La région compte plus de 71 entreprises industrielles (10 employés et plus) dont 12 sont totalement exportatrices.
La majorité des unités opèrent au sein du pôle des industries chimiques et de transformation du phosphate ainsi qu’à l’industrie des matériaux de construction. Le domaine de valorisation des substances utiles abondantes dans la région (sable, argile, bentonites, pierres..) reste encore sous exploité ce qui offre des potentialités d’investissement importantes dans ce domaine, aussi bien l’expansion du domaine industriel dans la région fait accroître les chances du succès lors de l’implantation des unités de services annexes à ce secteur (études, entretien, architecture…). Malgré l’existence de ce pôle industriel, l’agriculture et la pêche demeurent les principaux secteurs d’activités et emploient plus de 20% de la population active.

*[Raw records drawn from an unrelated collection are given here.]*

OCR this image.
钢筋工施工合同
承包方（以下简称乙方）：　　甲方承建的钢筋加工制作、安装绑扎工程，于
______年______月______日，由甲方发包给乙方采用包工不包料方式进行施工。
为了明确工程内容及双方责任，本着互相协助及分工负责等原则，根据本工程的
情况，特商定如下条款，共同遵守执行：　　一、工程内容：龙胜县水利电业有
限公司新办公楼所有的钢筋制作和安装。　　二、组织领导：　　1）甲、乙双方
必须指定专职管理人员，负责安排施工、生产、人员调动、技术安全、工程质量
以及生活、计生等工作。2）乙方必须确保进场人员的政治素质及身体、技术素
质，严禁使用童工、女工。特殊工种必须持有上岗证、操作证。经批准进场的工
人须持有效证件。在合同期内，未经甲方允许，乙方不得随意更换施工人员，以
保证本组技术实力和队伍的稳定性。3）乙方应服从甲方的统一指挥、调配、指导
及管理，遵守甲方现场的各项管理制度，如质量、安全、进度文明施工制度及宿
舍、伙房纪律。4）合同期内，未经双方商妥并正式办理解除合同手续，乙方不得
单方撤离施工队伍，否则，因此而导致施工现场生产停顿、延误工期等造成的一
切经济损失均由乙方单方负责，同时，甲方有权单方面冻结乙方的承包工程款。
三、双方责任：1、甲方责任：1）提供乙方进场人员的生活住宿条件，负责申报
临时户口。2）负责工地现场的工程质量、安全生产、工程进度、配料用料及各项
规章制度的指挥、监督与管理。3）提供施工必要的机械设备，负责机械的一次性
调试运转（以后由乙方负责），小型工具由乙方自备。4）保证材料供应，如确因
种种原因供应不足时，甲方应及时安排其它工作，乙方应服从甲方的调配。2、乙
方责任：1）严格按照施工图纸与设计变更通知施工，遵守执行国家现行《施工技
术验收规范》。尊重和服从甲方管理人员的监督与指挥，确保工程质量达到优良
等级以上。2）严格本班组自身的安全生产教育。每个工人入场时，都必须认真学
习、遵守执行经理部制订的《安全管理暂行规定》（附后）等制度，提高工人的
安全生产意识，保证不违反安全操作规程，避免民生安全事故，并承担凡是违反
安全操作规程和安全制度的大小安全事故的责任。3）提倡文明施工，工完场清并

Les produits maraîchères, les légumes, les grenadiers constituent le panier par laquelle la région est connue.
Avec 80 km de côte et un port de pêche, le gouvernorat de Gabès est l’une des zones de pêche les plus riches de la Tunise avec une production annuelle moyenne de 8500 tonnes des produits maritimes de qualité.
Néanmoins plusieurs activités tel que l’aquaculture, les cultures sous serres grâce au ressources considérables en eau géothermale, le petit élevage, sont encore porteurs pour des nouvelles investissements.
Suite aux mesures de dépollution du golf de Gabès et l’existence des atouts naturels et professionnels, le tourisme balnéaire, oasien et montagneux deviennent de domaine à forte croissance ce qui explique la nouvelle zone touristique – en cours d’étude – qui sera implantée à l’Ouest de Gabès ville.
Mobilisation et utilisation des ressources en eau géothermale dans les cultures sous-serres (production précoce)
Installation des unités aquacole pour l’élevage intensif et semi-intensif des espèces halieutiques notamment les poissons nobles (loup, daurade) les crustacées et les mollusques bivalves.
Intensification des cultures arboricoles : grenadiers, pommiers…
Introduction de l’élevage des autruches, dindon, lapin, oie, caille… dans le but de diversifier la production animale et de faire face à la demande accrue dans ce domaine.